El rol de su esposa en su vida es fundamental por más infiel que le sea. Raquelita, es una dama de clase alta que desprecia a gente “de ínfima”, pero que, al final, sorprende con su intrépida hazaña para no dejarse robar, aunque en efecto no le habían robado, solo que, para ir acorde a la percepción que se tiene de una dama de la oligarquía, se dejó llevar por las apariencias y, prejuiciosamente, pensó que un señor de raza negra le había robado. También llama la atención que señalara “está prohibido sudar”, “en esta casa no se suda”, como si por ser de clase alta librara a las personas de una reacción natural, pero que ella considera sucia. Estas superficialidades la alejan de ser consciente de la realidad social e incluso de su realidad matrimonial.

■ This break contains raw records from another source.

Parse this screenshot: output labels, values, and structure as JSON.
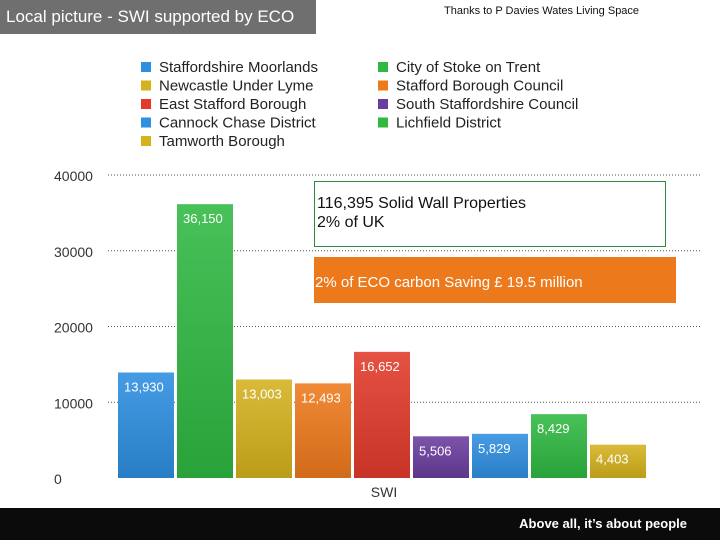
{
  "header": {
    "title": "Local picture - SWI supported by ECO",
    "credit": "Thanks to P Davies Wates Living Space"
  },
  "callout": {
    "line1": "116,395 Solid Wall Properties",
    "line2": "2% of UK"
  },
  "banner": {
    "text": "2% of ECO carbon Saving £ 19.5 million",
    "color": "#ec7a1c"
  },
  "footer": {
    "text": "Above all, it’s about people"
  },
  "chart_data": {
    "type": "bar",
    "xlabel": "SWI",
    "ylabel": "",
    "ylim": [
      0,
      40000
    ],
    "yticks": [
      0,
      10000,
      20000,
      30000,
      40000
    ],
    "grid": true,
    "legend_position": "top",
    "categories": [
      "SWI"
    ],
    "series": [
      {
        "name": "Staffordshire Moorlands",
        "value": 13930,
        "label": "13,930",
        "color": "#2d8fe0"
      },
      {
        "name": "City of Stoke on Trent",
        "value": 36150,
        "label": "36,150",
        "color": "#2fb842"
      },
      {
        "name": "Newcastle Under Lyme",
        "value": 13003,
        "label": "13,003",
        "color": "#d4b21e"
      },
      {
        "name": "Stafford Borough Council",
        "value": 12493,
        "label": "12,493",
        "color": "#ee7a1c"
      },
      {
        "name": "East Stafford Borough",
        "value": 16652,
        "label": "16,652",
        "color": "#e23a2b"
      },
      {
        "name": "South Staffordshire Council",
        "value": 5506,
        "label": "5,506",
        "color": "#6a3d9e"
      },
      {
        "name": "Cannock Chase District",
        "value": 5829,
        "label": "5,829",
        "color": "#2f8fe0"
      },
      {
        "name": "Lichfield District",
        "value": 8429,
        "label": "8,429",
        "color": "#2fb842"
      },
      {
        "name": "Tamworth Borough",
        "value": 4403,
        "label": "4,403",
        "color": "#d4b21e"
      }
    ],
    "legend_order": [
      "Staffordshire Moorlands",
      "City of Stoke on Trent",
      "Newcastle Under Lyme",
      "Stafford Borough Council",
      "East Stafford Borough",
      "South Staffordshire Council",
      "Cannock Chase District",
      "Lichfield District",
      "Tamworth Borough"
    ]
  }
}
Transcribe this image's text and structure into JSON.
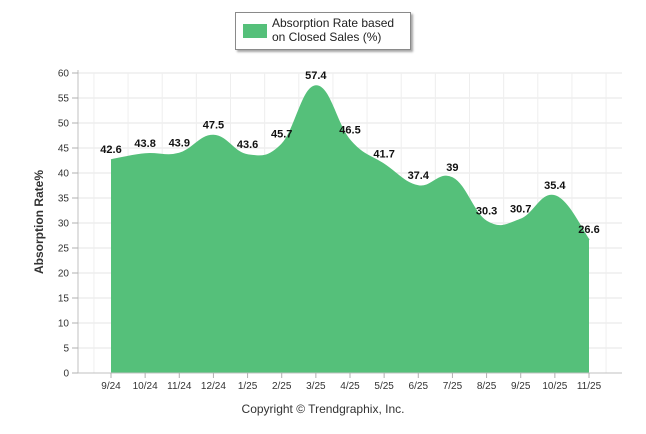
{
  "chart_data": {
    "type": "area",
    "title": "",
    "xlabel": "",
    "ylabel": "Absorption Rate%",
    "ylim": [
      0,
      60
    ],
    "ytick_step": 5,
    "grid": true,
    "legend_placement": "top-center",
    "categories": [
      "9/24",
      "10/24",
      "11/24",
      "12/24",
      "1/25",
      "2/25",
      "3/25",
      "4/25",
      "5/25",
      "6/25",
      "7/25",
      "8/25",
      "9/25",
      "10/25",
      "11/25"
    ],
    "series": [
      {
        "name": "Absorption Rate based on Closed Sales (%)",
        "color": "#55c07a",
        "values": [
          42.6,
          43.8,
          43.9,
          47.5,
          43.6,
          45.7,
          57.4,
          46.5,
          41.7,
          37.4,
          39,
          30.3,
          30.7,
          35.4,
          26.6
        ]
      }
    ]
  },
  "legend": {
    "label": "Absorption Rate based on Closed Sales (%)"
  },
  "footer": {
    "copyright": "Copyright © Trendgraphix, Inc."
  }
}
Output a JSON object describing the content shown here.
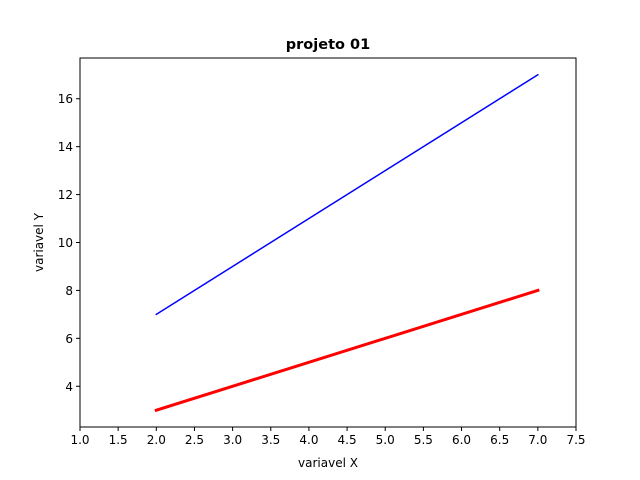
{
  "chart_data": {
    "type": "line",
    "title": "projeto 01",
    "xlabel": "variavel X",
    "ylabel": "variavel Y",
    "xlim": [
      1.0,
      7.5
    ],
    "ylim": [
      2.3,
      17.7
    ],
    "xticks": [
      1.0,
      1.5,
      2.0,
      2.5,
      3.0,
      3.5,
      4.0,
      4.5,
      5.0,
      5.5,
      6.0,
      6.5,
      7.0,
      7.5
    ],
    "xtick_labels": [
      "1.0",
      "1.5",
      "2.0",
      "2.5",
      "3.0",
      "3.5",
      "4.0",
      "4.5",
      "5.0",
      "5.5",
      "6.0",
      "6.5",
      "7.0",
      "7.5"
    ],
    "yticks": [
      4,
      6,
      8,
      10,
      12,
      14,
      16
    ],
    "ytick_labels": [
      "4",
      "6",
      "8",
      "10",
      "12",
      "14",
      "16"
    ],
    "grid": false,
    "series": [
      {
        "x": [
          2,
          7
        ],
        "y": [
          7,
          17
        ],
        "color": "#0000ff",
        "linewidth": "thin"
      },
      {
        "x": [
          2,
          7
        ],
        "y": [
          3,
          8
        ],
        "color": "#ff0000",
        "linewidth": "thick"
      }
    ]
  }
}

El rol de sus hijos también es importante. A pesar de que Joaquín no tenga escrúpulos, le importa mucho qué le dirá a sus hijos, y sobre todo piensa en la imagen que quiere que ellos se lleven de él. “¡Pues pulso! ¡Cráneo! ¡Pulso y cráneo! ¡Y con el sudor de mi frente! ¡Con el sudor…!”

Toda esta preocupación que tiene Joaquín nos lleva hacia la mirada de un hombre y su conflicto personal. A pesar de no tener escrúpulos, es un individuo que se encuentra acorralado y debe tomar una decisión, por más o menos honrada que haya sido la situación que lo llevó a ello. Es interesante cómo en varios momentos del cuento Bryce Echenique cita las palabras de Raquelita: “Te quiero por lo que eres” le dice a Joaquín. Eso es lo que acrecienta el conflicto de Joaquín. ¿Quién es realmente? ¿Fue en el pasado una mejor persona? ¿Hoy es solo un político corrupto? ¿Acaso no está donde está a base de puro esfuerzo?

Este cuento logró, de una forma diferente, invitar al lector a vivir el conflicto personal de un hombre sin escrúpulos, en un contexto de abismos sociales que han dividido a la sociedad peruana. ¡Muy buen cuento!